The Alliance nominated the Robinson Building to the Philadelphia Register of Historic Places in 2016. It was designed in 1946 by architect Victor Gruen, widely regarded as a pioneer of the modern shopping mall, and his then-wife, Elsie Krummeck. The building’s curving, tile-clad façade is a rare surviving example of mid-century modern commercial design in Philadelphia and one of the few Gruen buildings remaining in the country. Although the Philadelphia Historical Commission voted to designate the property, that decision was overturned on appeal.

Robinson Store in 1946. Image courtesy of Library of Congress

Docomomo-PHL hosted a wake for the building following its de-listing in 2017

We have long believed that the Robinson Building could be a valuable component of a larger redevelopment of Market East, its distinctive modernist façade serving as a bridge between the corridor’s storied retail past and its potential future as a vibrant, mixed-use destination. Integrating historic fabric into new development presents an opportunity to create projects that are authentic, distinctive, and economically viable.
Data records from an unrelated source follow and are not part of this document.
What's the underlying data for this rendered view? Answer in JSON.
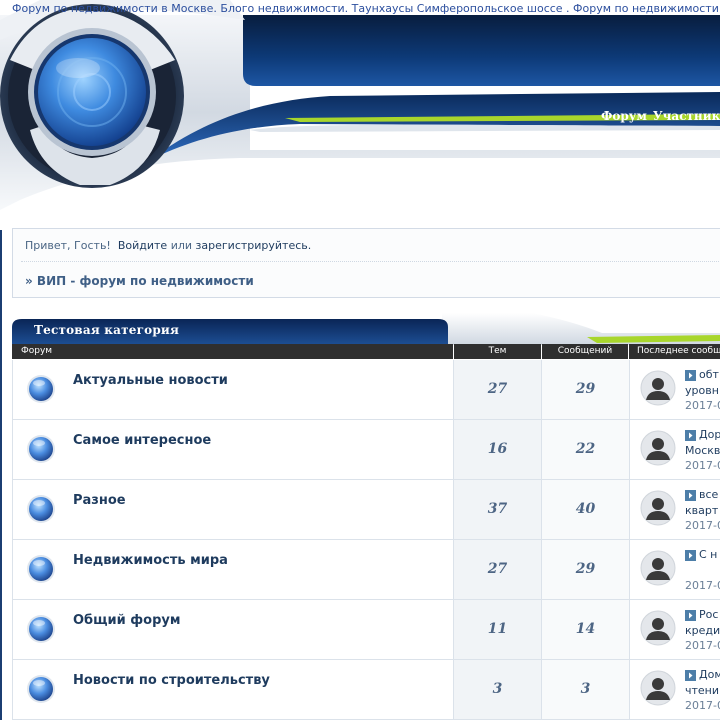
{
  "header": {
    "marquee": "Форум по недвижимости в Москве. Блого недвижимости. Таунхаусы Симферопольское шоссе . Форум по недвижимости",
    "nav": [
      "Форум",
      "Участники"
    ]
  },
  "greeting": {
    "hello": "Привет, Гость!",
    "login": "Войдите",
    "or": "или",
    "register": "зарегистрируйтесь."
  },
  "breadcrumb": "» ВИП - форум по недвижимости",
  "category": {
    "title": "Тестовая категория",
    "columns": {
      "forum": "Форум",
      "topics": "Тем",
      "posts": "Сообщений",
      "last": "Последнее сообщение"
    }
  },
  "forums": [
    {
      "name": "Актуальные новости",
      "topics": "27",
      "posts": "29",
      "last_title": "обт",
      "last_sub": "уровн",
      "last_date": "2017-0"
    },
    {
      "name": "Самое интересное",
      "topics": "16",
      "posts": "22",
      "last_title": "Дор",
      "last_sub": "Москв",
      "last_date": "2017-0"
    },
    {
      "name": "Разное",
      "topics": "37",
      "posts": "40",
      "last_title": "все",
      "last_sub": "кварт",
      "last_date": "2017-0"
    },
    {
      "name": "Недвижимость мира",
      "topics": "27",
      "posts": "29",
      "last_title": "С н",
      "last_sub": "",
      "last_date": "2017-0"
    },
    {
      "name": "Общий форум",
      "topics": "11",
      "posts": "14",
      "last_title": "Рос",
      "last_sub": "креди",
      "last_date": "2017-0"
    },
    {
      "name": "Новости по строительству",
      "topics": "3",
      "posts": "3",
      "last_title": "Дом",
      "last_sub": "чтени",
      "last_date": "2017-0"
    }
  ],
  "colors": {
    "header_navy": "#0b2f62",
    "accent_green": "#a8d62c",
    "text_primary": "#1e3b5e"
  }
}
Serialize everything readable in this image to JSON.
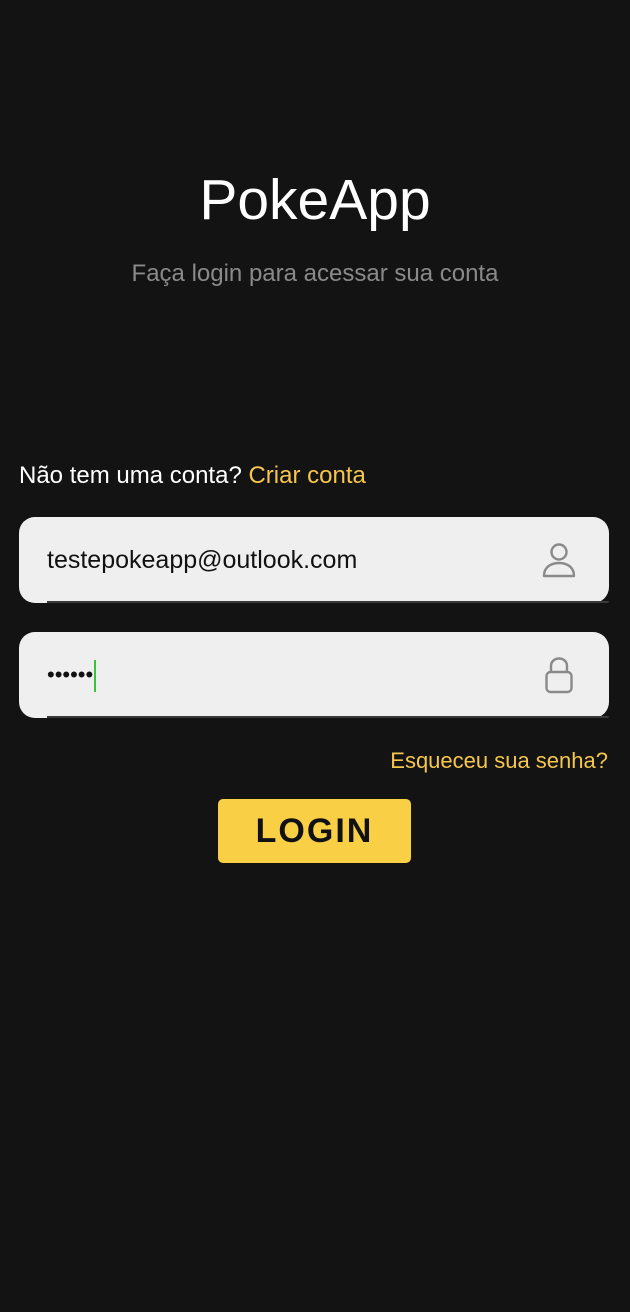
{
  "header": {
    "title": "PokeApp",
    "subtitle": "Faça login para acessar sua conta"
  },
  "signup": {
    "prompt": "Não tem uma conta?",
    "link_label": "Criar conta"
  },
  "email_field": {
    "value": "testepokeapp@outlook.com",
    "icon": "user-icon"
  },
  "password_field": {
    "value": "••••••",
    "icon": "lock-icon"
  },
  "forgot_password": {
    "label": "Esqueceu sua senha?"
  },
  "login_button": {
    "label": "LOGIN"
  },
  "colors": {
    "background": "#131313",
    "accent": "#f6c64d",
    "button": "#f8cf45",
    "field_background": "#efefef",
    "caret": "#3fbf3f"
  }
}
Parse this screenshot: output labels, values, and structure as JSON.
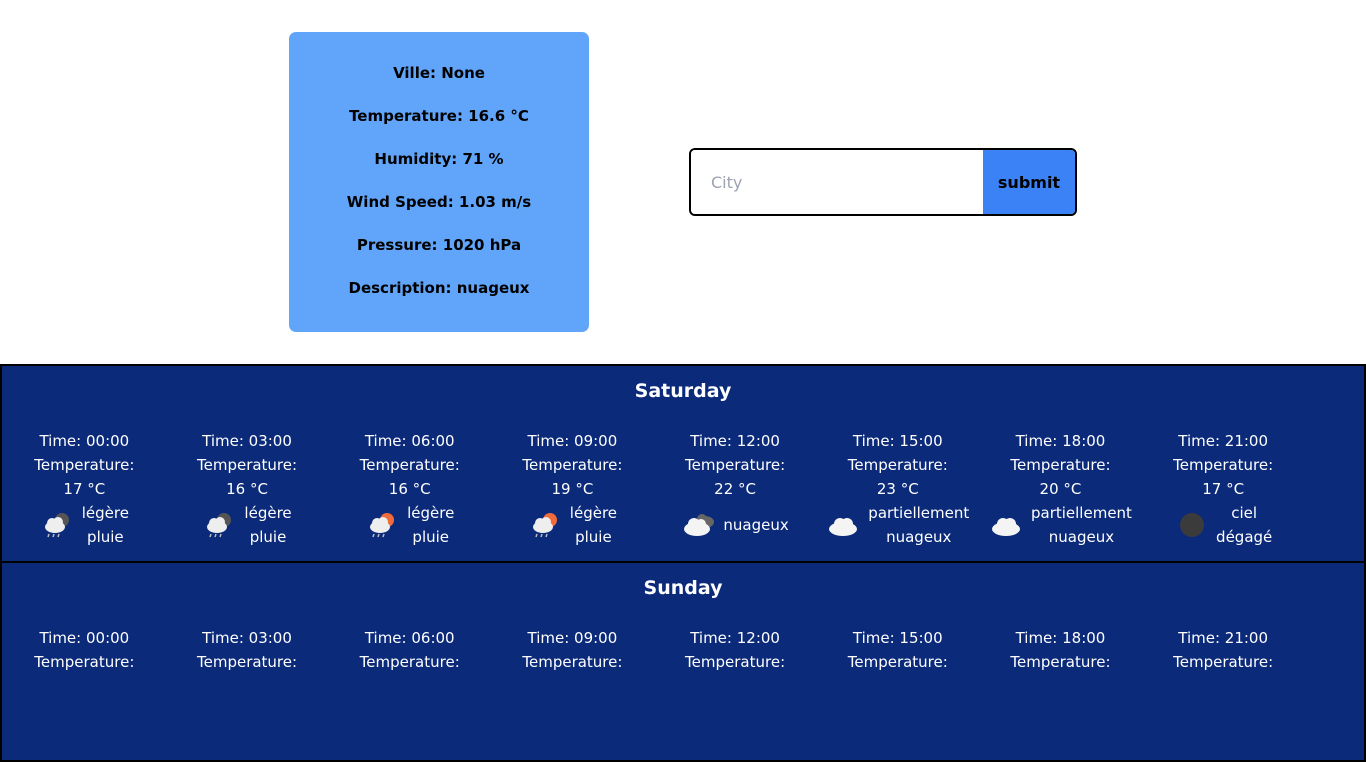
{
  "current": {
    "city": "Ville: None",
    "temperature": "Temperature: 16.6 °C",
    "humidity": "Humidity: 71 %",
    "wind": "Wind Speed: 1.03 m/s",
    "pressure": "Pressure: 1020 hPa",
    "description": "Description: nuageux"
  },
  "search": {
    "placeholder": "City",
    "value": "",
    "button": "submit"
  },
  "forecast": [
    {
      "day": "Saturday",
      "slots": [
        {
          "time": "Time: 00:00",
          "temp_label": "Temperature:",
          "temp": "17 °C",
          "desc": [
            "légère",
            "pluie"
          ],
          "icon": "cloud-rain-night-icon"
        },
        {
          "time": "Time: 03:00",
          "temp_label": "Temperature:",
          "temp": "16 °C",
          "desc": [
            "légère",
            "pluie"
          ],
          "icon": "cloud-rain-night-icon"
        },
        {
          "time": "Time: 06:00",
          "temp_label": "Temperature:",
          "temp": "16 °C",
          "desc": [
            "légère",
            "pluie"
          ],
          "icon": "cloud-rain-sun-icon"
        },
        {
          "time": "Time: 09:00",
          "temp_label": "Temperature:",
          "temp": "19 °C",
          "desc": [
            "légère",
            "pluie"
          ],
          "icon": "cloud-rain-sun-icon"
        },
        {
          "time": "Time: 12:00",
          "temp_label": "Temperature:",
          "temp": "22 °C",
          "desc": [
            "nuageux"
          ],
          "icon": "broken-clouds-icon"
        },
        {
          "time": "Time: 15:00",
          "temp_label": "Temperature:",
          "temp": "23 °C",
          "desc": [
            "partiellement",
            "nuageux"
          ],
          "icon": "cloud-icon"
        },
        {
          "time": "Time: 18:00",
          "temp_label": "Temperature:",
          "temp": "20 °C",
          "desc": [
            "partiellement",
            "nuageux"
          ],
          "icon": "cloud-icon"
        },
        {
          "time": "Time: 21:00",
          "temp_label": "Temperature:",
          "temp": "17 °C",
          "desc": [
            "ciel",
            "dégagé"
          ],
          "icon": "clear-night-moon-icon"
        }
      ]
    },
    {
      "day": "Sunday",
      "slots": [
        {
          "time": "Time: 00:00",
          "temp_label": "Temperature:"
        },
        {
          "time": "Time: 03:00",
          "temp_label": "Temperature:"
        },
        {
          "time": "Time: 06:00",
          "temp_label": "Temperature:"
        },
        {
          "time": "Time: 09:00",
          "temp_label": "Temperature:"
        },
        {
          "time": "Time: 12:00",
          "temp_label": "Temperature:"
        },
        {
          "time": "Time: 15:00",
          "temp_label": "Temperature:"
        },
        {
          "time": "Time: 18:00",
          "temp_label": "Temperature:"
        },
        {
          "time": "Time: 21:00",
          "temp_label": "Temperature:"
        }
      ]
    }
  ]
}
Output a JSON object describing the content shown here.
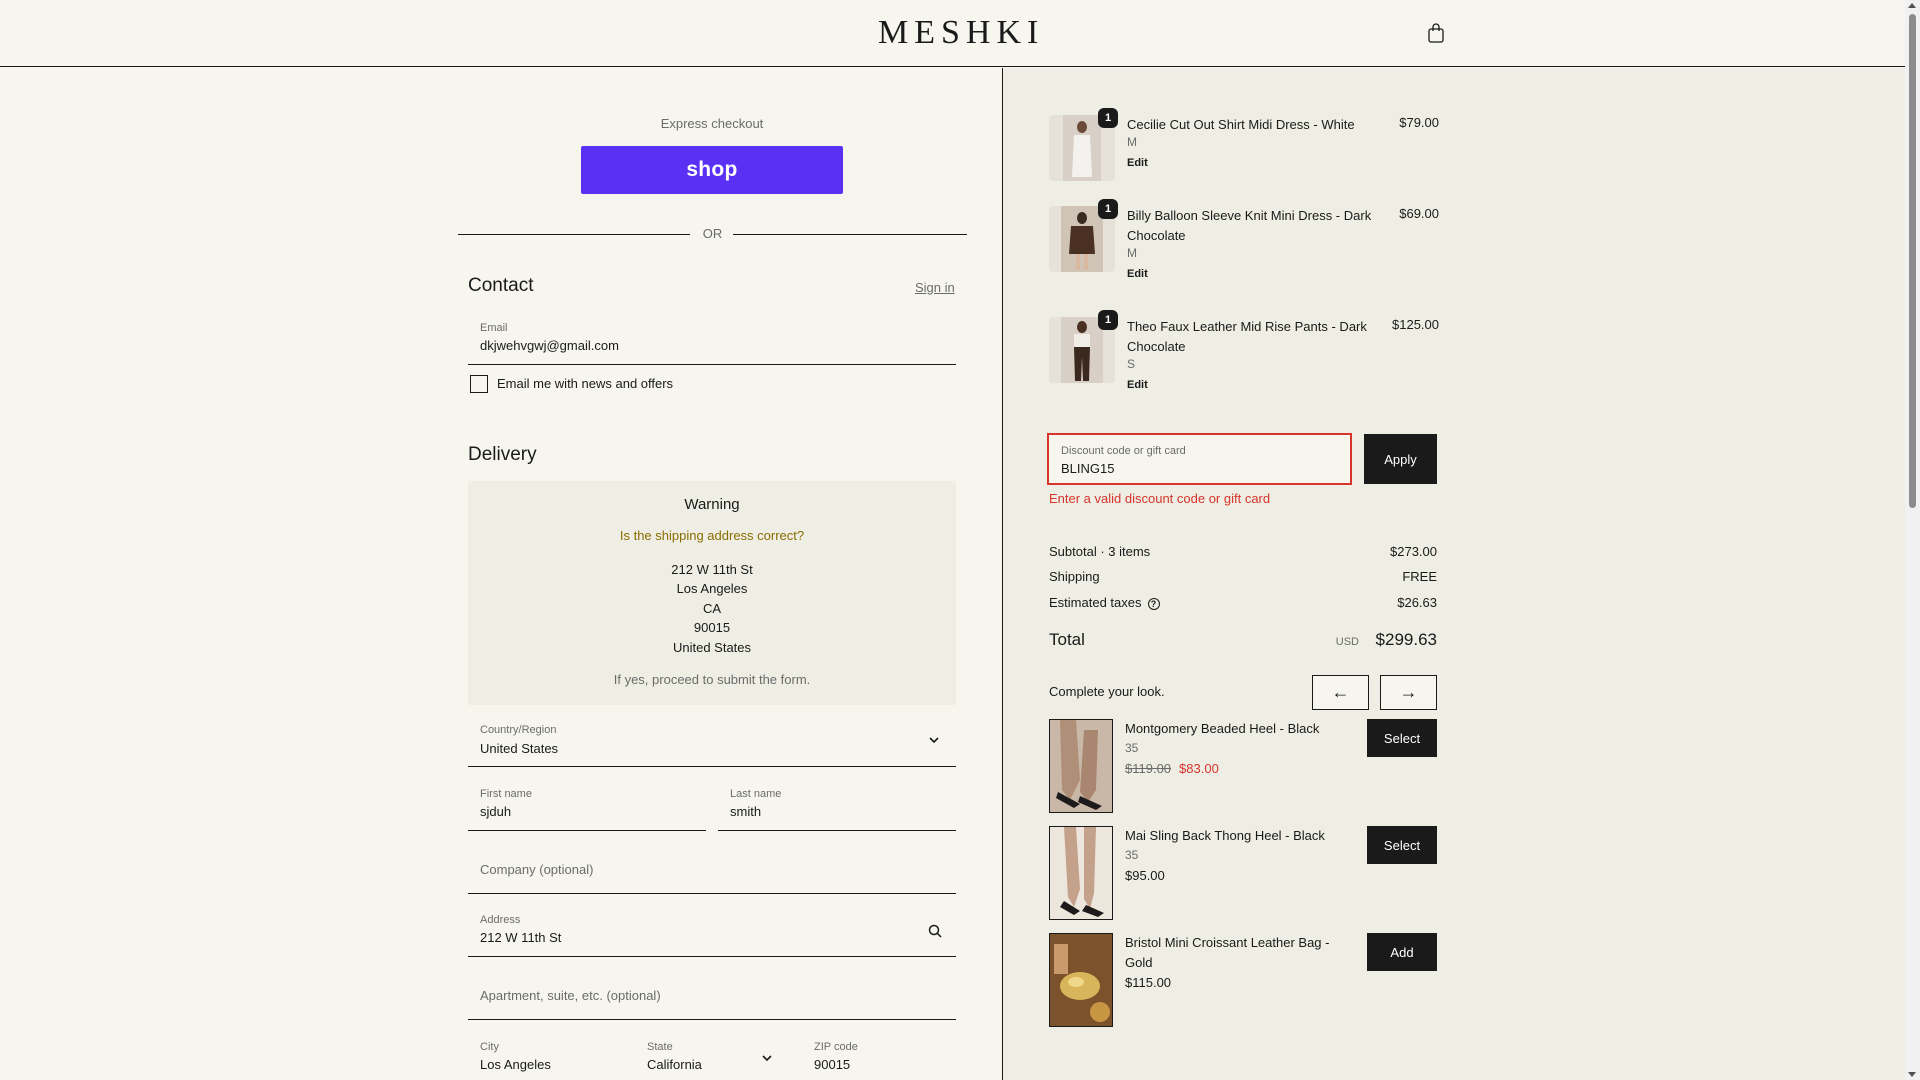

The 900 and 1000 blocks of Market Street feature the kind of small-scale retail structures that contribute to the success of streets like South 13th Street in Midtown Village. Such fine-grained, pedestrian-scaled urban fabric, once common along Market East, has become increasingly rare, to the detriment of the corridor’s appeal and vitality.


To destroy these structures without a clear plan for redevelopment is shortsighted. Instead, planners should focus on strategies that increase consumer demand and bring new life to Market East, through residential, commercial, and hospitality investment on the many long-vacant parcels that have languished in the area. The Alliance and docomomo-PHL urge the City and the development team to take a measured approach to demolition and to consider how existing buildings might be reused, adapted, or temporarily activated in the interim.


The loss of the Robinson Building, without a vision for what will replace it, risks repeating past planning missteps of the past that have left enduring voids across Philadelphia’s urban landscape.